According to the Franchise Development Report, Internet leads are still the dominant source of franchise sales, but what are franchises missing by putting by all their eggs into the lead portal basket?
Buying a franchise is a lot like buying a car.
- It’s an expensive purchase that is usually paid for with financing.
- The sale typically can’t be completed without interacting with some kind of sales person.
- The customer will browse many different opportunities before settling on one.
If you’ve purchased a car recently, you’ve probably noticed that the buying process has changed dramatically in the last decade.
Today, auto buying customers have it better than ever before because, almost entirely because of the internet. It used to be that if you wanted a car, you went to the local dealership of the brand of your choice, and eventually drove off with whatever they had on the lot. Maybe you had a choice of colors, but maybe you didn’t. Perhaps the color you wanted didn’t include the features you’d prefer. In whatever case case, you ended up compromising on something.
Way back at the beginning of car buying, Henry Ford said that customers could have his Model Ts in any color they wanted, as long as it was black. In many ways, franchise buying is still just just like this.

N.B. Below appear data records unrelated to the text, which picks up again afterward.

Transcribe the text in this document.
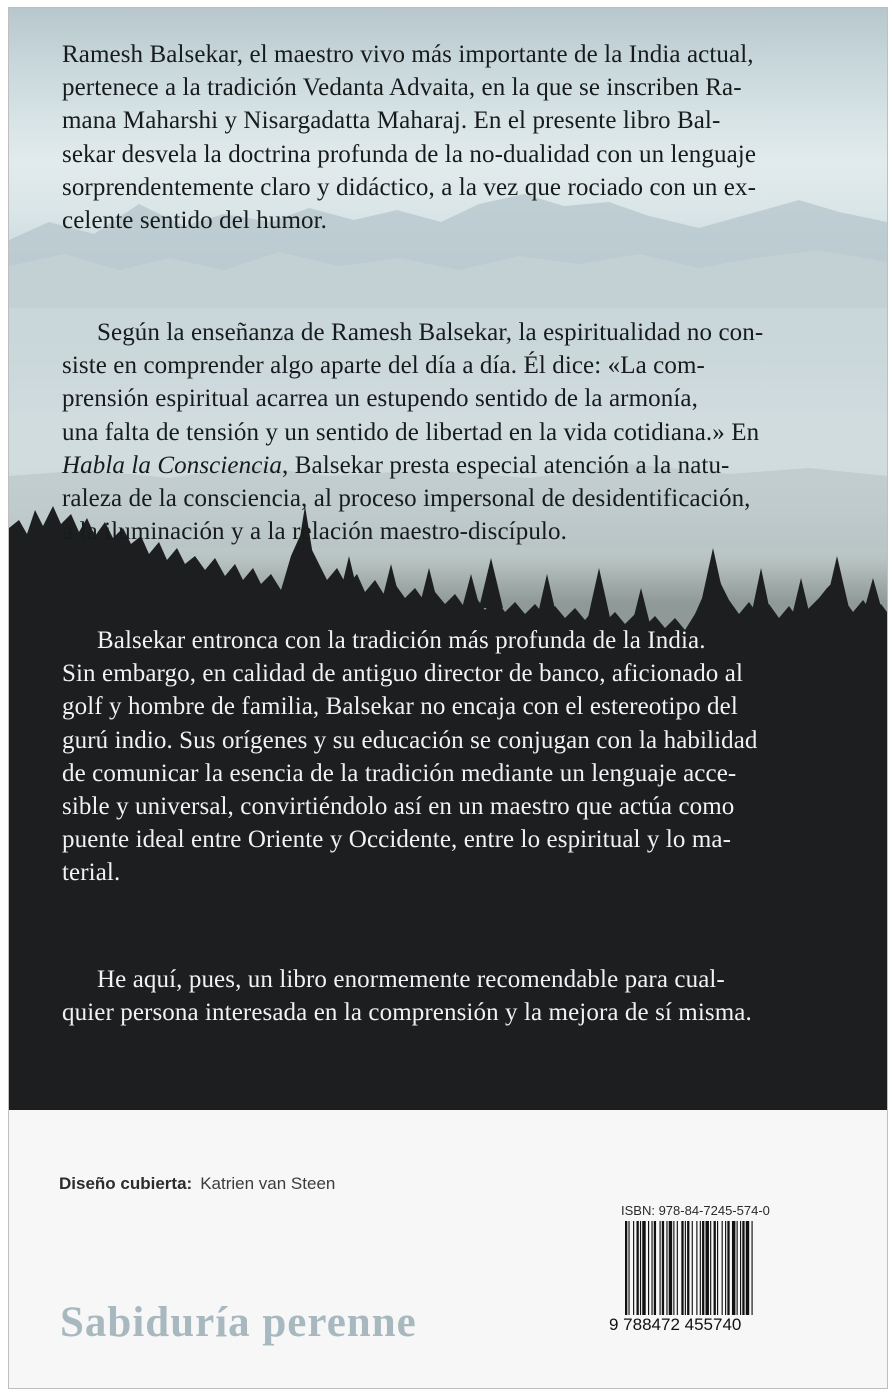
Ramesh Balsekar, el maestro vivo más importante de la India actual,
pertenece a la tradición Vedanta Advaita, en la que se inscriben Ra-
mana Maharshi y Nisargadatta Maharaj. En el presente libro Bal-
sekar desvela la doctrina profunda de la no-dualidad con un lenguaje
sorprendentemente claro y didáctico, a la vez que rociado con un ex-
celente sentido del humor.

Según la enseñanza de Ramesh Balsekar, la espiritualidad no con-
siste en comprender algo aparte del día a día. Él dice: «La com-
prensión espiritual acarrea un estupendo sentido de la armonía,
una falta de tensión y un sentido de libertad en la vida cotidiana.» En
Habla la Consciencia, Balsekar presta especial atención a la natu-
raleza de la consciencia, al proceso impersonal de desidentificación,
a la iluminación y a la relación maestro-discípulo.

Balsekar entronca con la tradición más profunda de la India.
Sin embargo, en calidad de antiguo director de banco, aficionado al
golf y hombre de familia, Balsekar no encaja con el estereotipo del
gurú indio. Sus orígenes y su educación se conjugan con la habilidad
de comunicar la esencia de la tradición mediante un lenguaje acce-
sible y universal, convirtiéndolo así en un maestro que actúa como
puente ideal entre Oriente y Occidente, entre lo espiritual y lo ma-
terial.

He aquí, pues, un libro enormemente recomendable para cual-
quier persona interesada en la comprensión y la mejora de sí misma.

Diseño cubierta: Katrien van Steen
Sabiduría perenne
ISBN: 978-84-7245-574-0
9 788472 455740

Today, customers have much more information at their fingertips than ever before. With just the click of a mouse, they can customize a car to their exact specifications and either order it configured perfectly directly from the factory, or find the exact one they want at a specific dealership.
They can review and compare safety ratings, professional reviewers insights and other customers’ feedback — all from the privacy of their own home computer or smartphone.
They can also purchase buying guides from companies like Consumer Reports that reveal the previously secret pricing numbers that car salesmen use, and so then, instead of negotiating down from the price listed on the car’s window, they can negotiate up from the actual dealership’s price for the automobile.
There are even flat rate auto dealerships, where you can buy a car without an negotiation or selling at all.
Franchise buying is a lot like car buying before the internet. In fact, it’s a lot like buying a black Model-T from Henry Ford. Potential franchisees are expected to complete information request forms just to receive the most basic information on a specific franchise. Their information is then sold by lead generation portals to franchise companies, who’s salespeople then constantly badger the potential franchisee in an attempt to close the sell.
Prospective franchise buyers want information. They want to know who runs the franchise, what it’s like to be a franchisee, what locations are available, and how buying into the franchise will affect their lives. Not only that, they want to find out what other people think of the franchise, what other franchisees like and dislike, and what the outside would thinks of the franchise.
According to our unpublished research, hiding this kind of information behind lead generation forms turns off thousands of potential franchisees per year. Buying a franchise isn’t the only option for starting a business, and potential entrepreneurs know it. Business opportunities and business for sale are two, less restrictive options, while creating a startup from scratch is another.
If franchisors keeps selling franchises like Model-Ts, they’ll continue to loose thousands of sales per year.